Image optimisation improves page speed by 11%

If you impose a 100 kB limit on all the images on your website you can expect to improve page speed by an average of 11%. In some cases, it’ll be a lot more. This is a big enough performance increase to boost your search performance.

Image optimisation is one of those pain-in-the-backside tasks that we all know we ought to do but we never really want to. We have a sneaking suspicion that it could be a whole lot of work for very little return. Our tests show quite the opposite. It’s well worth our while.

We identified 20 pages on our website that contained images over the nominal 100 kB limit. We measured the speed of these pages using Google’s PageSpeed Insights, brought the images under the size limit and then retested the page speed. The results are in the following chart:

Image optimisation improved mobile page speed by 11% and desktop speed by 3% (averages).

Image optimisation improved mobile page speed by 11% and desktop speed by 3% (averages).

There are several points to note:

  1. The speed index for mobile devices benefits far more from smaller images than the desktop index. With Google having adopted a ‘mobile first’ approach, this is great news for any website.
  2. The biggest performance boost came from a change of image format, not just compression. We were advised to change an animated GIF image into a video.
  3. Although the average increase for mobile devices was 11%, there are plenty of pages where the increase was over 15%.
  4. The performance increases for desktop devices is far more modest (3% on average) but even this is significant. Search optimisation is a game of incremental improvements.
  5. Results will vary according to how many images you have on your pages and how well (or badly) optimised they are already.

The image optimisation process moved the average page speed for mobile devices from 68 to 73. The desktop average started at 92 so there was less scope for improvement. It ‘only’ went up to 95.

Image optimisation moved the average speed for mobile devices to 73 and desktop devices to 95.
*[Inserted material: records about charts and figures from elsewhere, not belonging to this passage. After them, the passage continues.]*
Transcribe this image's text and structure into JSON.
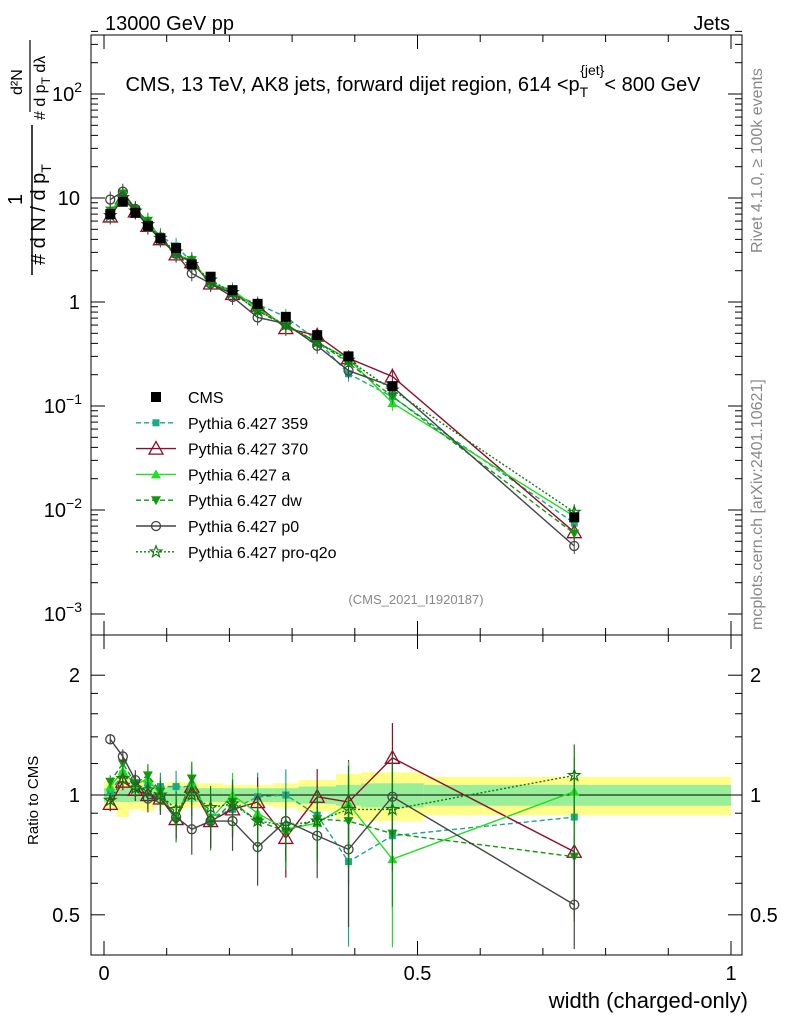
{
  "header": {
    "left": "13000 GeV pp",
    "right": "Jets"
  },
  "side": {
    "rivet": "Rivet 4.1.0, ≥ 100k events",
    "mcplots": "mcplots.cern.ch [arXiv:2401.10621]"
  },
  "chart_data": {
    "type": "line",
    "title": "CMS, 13 TeV, AK8 jets, forward dijet region, 614 <p_T^{jet}< 800 GeV",
    "xlabel": "width (charged-only)",
    "ylabel": "1/dN/dp_T · d²N/dp_T dλ",
    "ratio_ylabel": "Ratio to CMS",
    "watermark": "(CMS_2021_I1920187)",
    "xlim": [
      0,
      1
    ],
    "ylim": [
      0.001,
      400
    ],
    "ratio_ylim": [
      0.4,
      2.4
    ],
    "x_ticks": [
      "0",
      "0.5",
      "1"
    ],
    "y_ticks": [
      "10^-3",
      "10^-2",
      "10^-1",
      "1",
      "10",
      "10^2"
    ],
    "ratio_ticks": [
      "0.5",
      "1",
      "2"
    ],
    "x": [
      0.01,
      0.03,
      0.05,
      0.07,
      0.09,
      0.115,
      0.14,
      0.17,
      0.205,
      0.245,
      0.29,
      0.34,
      0.39,
      0.46,
      0.75
    ],
    "bin_edges": [
      0,
      0.02,
      0.04,
      0.06,
      0.08,
      0.1,
      0.13,
      0.15,
      0.19,
      0.22,
      0.27,
      0.31,
      0.37,
      0.41,
      0.51,
      1.0
    ],
    "cms": {
      "name": "CMS",
      "values": [
        7.0,
        9.2,
        7.2,
        5.4,
        4.1,
        3.3,
        2.3,
        1.75,
        1.3,
        0.96,
        0.72,
        0.48,
        0.3,
        0.155,
        0.0085
      ]
    },
    "series": [
      {
        "name": "Pythia 6.427 359",
        "color": "#1aaa8a",
        "dash": "5,3",
        "marker": "square",
        "ratio": [
          1.02,
          1.13,
          1.05,
          1.06,
          1.05,
          1.05,
          1.05,
          0.88,
          0.92,
          0.99,
          1.0,
          0.89,
          0.68,
          0.79,
          0.88
        ]
      },
      {
        "name": "Pythia 6.427 370",
        "color": "#8b0e2a",
        "dash": "",
        "marker": "triangle-open",
        "ratio": [
          0.95,
          1.08,
          1.03,
          1.0,
          0.98,
          0.87,
          1.05,
          0.86,
          0.92,
          0.96,
          0.78,
          0.99,
          0.96,
          1.24,
          0.72
        ]
      },
      {
        "name": "Pythia 6.427 a",
        "color": "#22dd22",
        "dash": "",
        "marker": "triangle",
        "ratio": [
          1.05,
          1.15,
          1.06,
          1.1,
          1.0,
          0.88,
          1.08,
          0.87,
          1.0,
          0.9,
          0.82,
          0.85,
          0.95,
          0.69,
          1.02
        ]
      },
      {
        "name": "Pythia 6.427 dw",
        "color": "#119911",
        "dash": "5,3",
        "marker": "triangle-down",
        "ratio": [
          1.08,
          1.2,
          1.07,
          1.12,
          1.02,
          0.86,
          1.1,
          0.85,
          0.96,
          0.86,
          0.81,
          0.87,
          0.86,
          0.8,
          0.7
        ]
      },
      {
        "name": "Pythia 6.427 p0",
        "color": "#444444",
        "dash": "",
        "marker": "circle-open",
        "ratio": [
          1.38,
          1.25,
          1.09,
          0.98,
          0.98,
          0.88,
          0.82,
          0.86,
          0.86,
          0.74,
          0.86,
          0.79,
          0.73,
          0.99,
          0.53
        ]
      },
      {
        "name": "Pythia 6.427 pro-q2o",
        "color": "#117711",
        "dash": "2,2",
        "marker": "star",
        "ratio": [
          0.97,
          1.1,
          1.04,
          1.03,
          1.0,
          0.92,
          1.0,
          0.93,
          0.95,
          0.86,
          0.84,
          0.86,
          0.92,
          0.92,
          1.12
        ]
      }
    ],
    "band_inner": [
      0.04,
      0.04,
      0.04,
      0.04,
      0.04,
      0.05,
      0.04,
      0.04,
      0.04,
      0.04,
      0.04,
      0.05,
      0.06,
      0.07,
      0.06
    ],
    "band_outer": [
      0.08,
      0.12,
      0.08,
      0.09,
      0.06,
      0.08,
      0.07,
      0.07,
      0.06,
      0.06,
      0.07,
      0.09,
      0.13,
      0.14,
      0.11
    ]
  }
}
Image optimisation moved the average speed for mobile devices to 73 and desktop devices to 95.

 

Image optimisation works for small, repeated images too

Although smaller images aren’t a problem per se, they can slow down page load times when they’re used repeatedly. Take a look at the thumbnails in this page’s Downloads boxes. They used to be 70kB each. We have numerous pages that offer four downloads. That’s suddenly 280kB. By reducing these to around 30kB we speeded up page load time without losing any valuable detail.

The beauty of changing repeating images is that improving one image boosts the performance of every page that uses it.

 

Is image optimisation worth it?

Anyone who thinks commercially rather than technically will still be wondering whether this is worth it.

We can tell you that it took about 15 minutes to optimise and replace each image. We can and have told you the performance increase you can expect to see from that investment in time.

But we can’t tell you (yet) how that will improve our search rankings. Nor can we say how much more traffic we’ll get from appearing higher on results pages. And nor do we know how much more business we’ll get from the extra traffic.

 

Image optimisation tools

You may question whether Google PageSpeed Insights is the best tool to measure the speed of a web page. To be honest, we don’t like it either. But it’s Google’s tool. If it’s Google’s search engine deciding if our webpages are worth showing, we’ll use Google’s tool to determine if they’re fast enough.

In case you’re wondering, we used Screaming Frog to scan our website and identify the images that were over 100 kB. Although there’s a paid version of the tool, the free version works on websites with less than 500 pages.